Elam School of Fine Arts, 20 Whitaker Place, Auckland CBD


All Ages

Ticket Information:

  • Free Admission

Please join for the opening of ‘Japanese Funeral: The Chief Mourner’ - a documentary photographic exhibition by Summer Shimizu. A short artist’s talk will be at 5:30pm, the opening.

Opening Preview and Refreshments: 5pm, Tue 26 September
Artist’s (very!) Short Talk: 5:30pm, Tue 26 September
Gallery Hours: 11am-4pm, Tue-Sat, 27-30 September

*Note: Viewer discretion advised due to the sensitive content.
No food or drink inside the gallery.
No photography.

‘Japanese Funeral: The Chief Mourner’ is a record of the funeral ceremonies of the artist’s own grandmother on the 12th -13th of December, 2012 in Japan.

Many of us refuse to face the realities of loss and mourning until we are confronted with them. For most of us, death is something we only see on TV or in film and the actuality of death is something that never occurs in our lives. For many people, death is a taboo and unpleasant subject. In many ways, death is dealt with in a way that keeps it from being too personal.

There is no right way to deal with death when it happens and yet we continue to find ways to cope. Time will certainly comfort many but the sense of loss will never completely fade away – and not should it. It gives us an opportunity to appreciate people and the time we spend with them rather than prioritising our own lives.

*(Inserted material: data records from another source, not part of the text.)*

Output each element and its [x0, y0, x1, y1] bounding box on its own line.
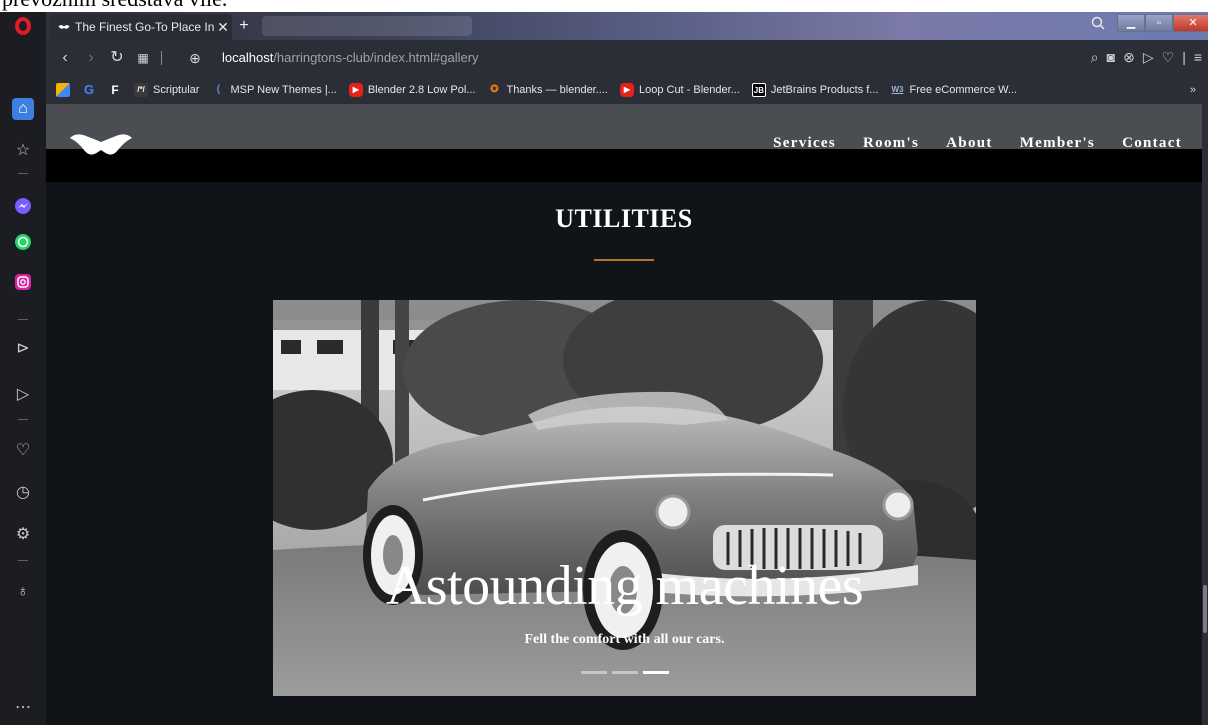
- bookmark-msp-themes[interactable]: (MSP New Themes |...: [211, 83, 337, 97]
- flow-send-icon[interactable]: ▷: [10, 382, 36, 406]
- bookmark-thanks-blender[interactable]: ✪ Thanks — blender....: [487, 83, 608, 97]
- back-icon[interactable]: ‹: [56, 49, 74, 67]
- w3-icon: W3: [890, 83, 905, 97]
- bookmark-scriptular[interactable]: /*/Scriptular: [134, 83, 199, 97]
- bookmark-blender-low-poly[interactable]: ▶ Blender 2.8 Low Pol...: [348, 83, 475, 97]
- new-tab-button[interactable]: +: [236, 18, 252, 34]
- carousel-caption: Astounding machines: [385, 555, 864, 617]
- url-path: /harringtons-club/index.html#gallery: [273, 50, 479, 65]
- opera-menu-button[interactable]: [0, 12, 46, 40]
- messenger-icon[interactable]: [10, 194, 36, 218]
- sidebar-divider: [18, 319, 28, 320]
- carousel-indicators: [581, 671, 669, 674]
- carousel-indicator-1[interactable]: [581, 671, 607, 674]
- gallery-carousel[interactable]: Astounding machines Fell the comfort wit…: [273, 300, 976, 696]
- toolbar-divider: |: [1182, 49, 1186, 65]
- blender-icon: ✪: [487, 83, 502, 97]
- adblock-icon[interactable]: ⊗: [1123, 49, 1135, 66]
- nav-about[interactable]: About: [946, 135, 993, 152]
- address-actions: ⌕ ◙ ⊗ ▷ ♡ | ≡: [1091, 49, 1202, 66]
- active-tab[interactable]: The Finest Go-To Place In E ✕: [50, 14, 232, 40]
- website-viewport: Services Room's About Member's Contact U…: [46, 104, 1202, 725]
- header-shadow-strip: [46, 149, 1202, 182]
- section-title: UTILITIES: [555, 204, 693, 233]
- nav-contact[interactable]: Contact: [1122, 135, 1182, 152]
- snapshot-camera-icon[interactable]: ◙: [1107, 49, 1115, 66]
- sidebar-divider: [18, 173, 28, 174]
- easy-setup-icon[interactable]: ≡: [1194, 49, 1202, 66]
- carousel-subcaption: Fell the comfort with all our cars.: [524, 632, 725, 647]
- apps-icon[interactable]: [56, 83, 70, 97]
- nav-members[interactable]: Member's: [1020, 135, 1095, 152]
- find-in-page-icon[interactable]: ⌕: [1091, 49, 1099, 66]
- bookmark-jetbrains[interactable]: JB JetBrains Products f...: [751, 83, 878, 97]
- history-clock-icon[interactable]: ◷: [10, 480, 36, 504]
- close-window-icon[interactable]: ✕: [1173, 14, 1208, 32]
- send-icon[interactable]: ▷: [1143, 49, 1154, 66]
- browser-sidebar: ⌂ ☆ ⊳ ▷ ♡ ◷ ⚙ ♁ ⋯: [0, 40, 46, 725]
- f-icon[interactable]: F: [108, 83, 122, 97]
- url-host: localhost: [222, 50, 274, 65]
- tab-title: The Finest Go-To Place In E: [75, 20, 214, 34]
- scriptular-icon: /*/: [134, 83, 148, 97]
- more-bookmarks-icon[interactable]: »: [1190, 84, 1196, 96]
- sidebar-divider: [18, 419, 28, 420]
- tips-bulb-icon[interactable]: ♁: [10, 580, 36, 604]
- window-title-bar: The Finest Go-To Place In E ✕ + ▁ ▫ ✕: [0, 12, 1208, 40]
- opera-logo-icon: [15, 17, 31, 35]
- reload-icon[interactable]: ↻: [108, 49, 126, 67]
- cropped-caption: prevozním sredstava vile.: [2, 0, 227, 10]
- address-bar: ‹ › ↻ ▦ ⊕ localhost/harringtons-club/ind…: [46, 40, 1208, 76]
- nav-services[interactable]: Services: [773, 135, 836, 152]
- heart-icon[interactable]: ♡: [10, 438, 36, 462]
- nav-rooms[interactable]: Room's: [863, 135, 919, 152]
- more-sidebar-icon[interactable]: ⋯: [10, 695, 36, 719]
- google-icon[interactable]: G: [82, 83, 96, 97]
- youtube-icon: ▶: [619, 83, 634, 97]
- home-icon[interactable]: ⌂: [12, 98, 34, 120]
- settings-gear-icon[interactable]: ⚙: [10, 522, 36, 546]
- url-field[interactable]: localhost/harringtons-club/index.html#ga…: [222, 50, 479, 65]
- address-separator: [161, 51, 162, 65]
- bookmark-heart-icon[interactable]: ♡: [1162, 49, 1175, 66]
- youtube-icon: ▶: [348, 83, 363, 97]
- msp-icon: (: [211, 83, 226, 97]
- whatsapp-icon[interactable]: [10, 230, 36, 254]
- sidebar-divider: [18, 560, 28, 561]
- carousel-indicator-3[interactable]: [643, 671, 669, 674]
- forward-icon[interactable]: ›: [82, 49, 100, 67]
- bookmarks-bar: G F /*/Scriptular (MSP New Themes |... ▶…: [46, 76, 1208, 104]
- instagram-icon[interactable]: [10, 270, 36, 294]
- search-tabs-icon[interactable]: [1089, 16, 1107, 34]
- globe-icon[interactable]: ⊕: [186, 49, 204, 67]
- bookmark-free-ecommerce[interactable]: W3 Free eCommerce W...: [890, 83, 1017, 97]
- minimize-icon[interactable]: ▁: [1117, 14, 1145, 32]
- mustache-favicon-icon: [58, 25, 70, 29]
- scrollbar-thumb[interactable]: [1203, 585, 1207, 633]
- site-navigation: Services Room's About Member's Contact: [773, 135, 1182, 152]
- tab-close-icon[interactable]: ✕: [214, 19, 232, 36]
- bookmark-loop-cut[interactable]: ▶ Loop Cut - Blender...: [619, 83, 740, 97]
- document-text-fragment: prevozním sredstava vile.: [0, 0, 1208, 12]
- mustache-logo-icon[interactable]: [68, 130, 134, 164]
- carousel-indicator-2[interactable]: [612, 671, 638, 674]
- speed-dial-icon[interactable]: ▦: [134, 49, 152, 67]
- background-tab[interactable]: [262, 16, 472, 36]
- jetbrains-icon: JB: [751, 83, 766, 97]
- player-icon[interactable]: ⊳: [10, 336, 36, 360]
- window-controls: ▁ ▫ ✕: [1117, 14, 1208, 34]
- star-icon[interactable]: ☆: [10, 138, 36, 162]
- title-underline: [594, 259, 654, 261]
- maximize-icon[interactable]: ▫: [1145, 14, 1173, 32]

Religion also plays a part in how we confront death and how we appreciate people. The funeral and memorial ceremonies bring people together and we may see our own and others’ lives crossing and merging. Our spiritual response to death may be one of calmness and repose.

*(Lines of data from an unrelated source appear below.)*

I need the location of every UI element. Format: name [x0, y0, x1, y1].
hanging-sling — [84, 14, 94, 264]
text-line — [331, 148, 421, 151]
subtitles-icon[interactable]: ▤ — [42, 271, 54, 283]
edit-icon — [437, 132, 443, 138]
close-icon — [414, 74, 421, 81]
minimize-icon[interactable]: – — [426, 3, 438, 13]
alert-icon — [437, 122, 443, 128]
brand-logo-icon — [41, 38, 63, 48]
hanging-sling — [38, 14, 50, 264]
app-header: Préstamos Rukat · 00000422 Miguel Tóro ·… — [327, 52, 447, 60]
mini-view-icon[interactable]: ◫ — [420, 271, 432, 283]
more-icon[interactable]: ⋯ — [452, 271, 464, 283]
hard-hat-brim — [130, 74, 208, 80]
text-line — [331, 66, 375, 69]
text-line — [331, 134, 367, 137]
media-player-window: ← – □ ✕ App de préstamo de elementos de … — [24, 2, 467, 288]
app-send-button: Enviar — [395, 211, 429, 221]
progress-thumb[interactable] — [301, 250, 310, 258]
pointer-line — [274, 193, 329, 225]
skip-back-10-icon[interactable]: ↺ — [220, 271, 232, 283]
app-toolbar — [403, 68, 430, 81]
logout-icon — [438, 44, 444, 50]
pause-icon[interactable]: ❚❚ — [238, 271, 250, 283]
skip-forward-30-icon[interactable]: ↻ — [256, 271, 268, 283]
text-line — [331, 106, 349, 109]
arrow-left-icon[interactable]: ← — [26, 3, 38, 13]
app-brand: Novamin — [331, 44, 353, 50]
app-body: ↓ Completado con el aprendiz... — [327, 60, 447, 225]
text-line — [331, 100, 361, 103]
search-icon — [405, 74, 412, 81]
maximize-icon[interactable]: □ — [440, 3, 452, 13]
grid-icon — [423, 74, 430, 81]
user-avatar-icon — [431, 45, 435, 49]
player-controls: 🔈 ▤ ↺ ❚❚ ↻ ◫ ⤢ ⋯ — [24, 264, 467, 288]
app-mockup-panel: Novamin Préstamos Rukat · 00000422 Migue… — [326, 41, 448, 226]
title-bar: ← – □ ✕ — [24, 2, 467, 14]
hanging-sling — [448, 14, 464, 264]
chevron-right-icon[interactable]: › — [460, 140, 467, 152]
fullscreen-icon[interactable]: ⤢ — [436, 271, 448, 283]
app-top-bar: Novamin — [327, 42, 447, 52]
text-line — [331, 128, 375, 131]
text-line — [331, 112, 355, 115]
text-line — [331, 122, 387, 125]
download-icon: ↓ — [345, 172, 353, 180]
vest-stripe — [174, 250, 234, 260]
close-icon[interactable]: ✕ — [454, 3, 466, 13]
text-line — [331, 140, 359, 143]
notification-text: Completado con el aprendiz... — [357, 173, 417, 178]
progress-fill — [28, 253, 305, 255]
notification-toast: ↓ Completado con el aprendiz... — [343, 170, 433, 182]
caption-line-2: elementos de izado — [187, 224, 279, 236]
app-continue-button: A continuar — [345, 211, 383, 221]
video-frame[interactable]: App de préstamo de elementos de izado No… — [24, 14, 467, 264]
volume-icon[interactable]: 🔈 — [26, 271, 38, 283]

At the moment when Japanese people pass away, their souls and bodies instantly become a Buddha. Ice is packed around the body in the coffin and the immediate family spend the night in a 'Tatami' room before the funeral ceremony is conducted. Incense burns continuously over a few days and then the body is cremated.

A Japanese funeral is a miniature depiction of Japanese society and its unique mixture of Japanese 'Shinto' and Buddhist traditions. The funeral reflects Japan’s rich history, culture, identity, tradition, food, protocol, manners and etiquette as well as the complexity of hierarchical relationships and Japanese commonality.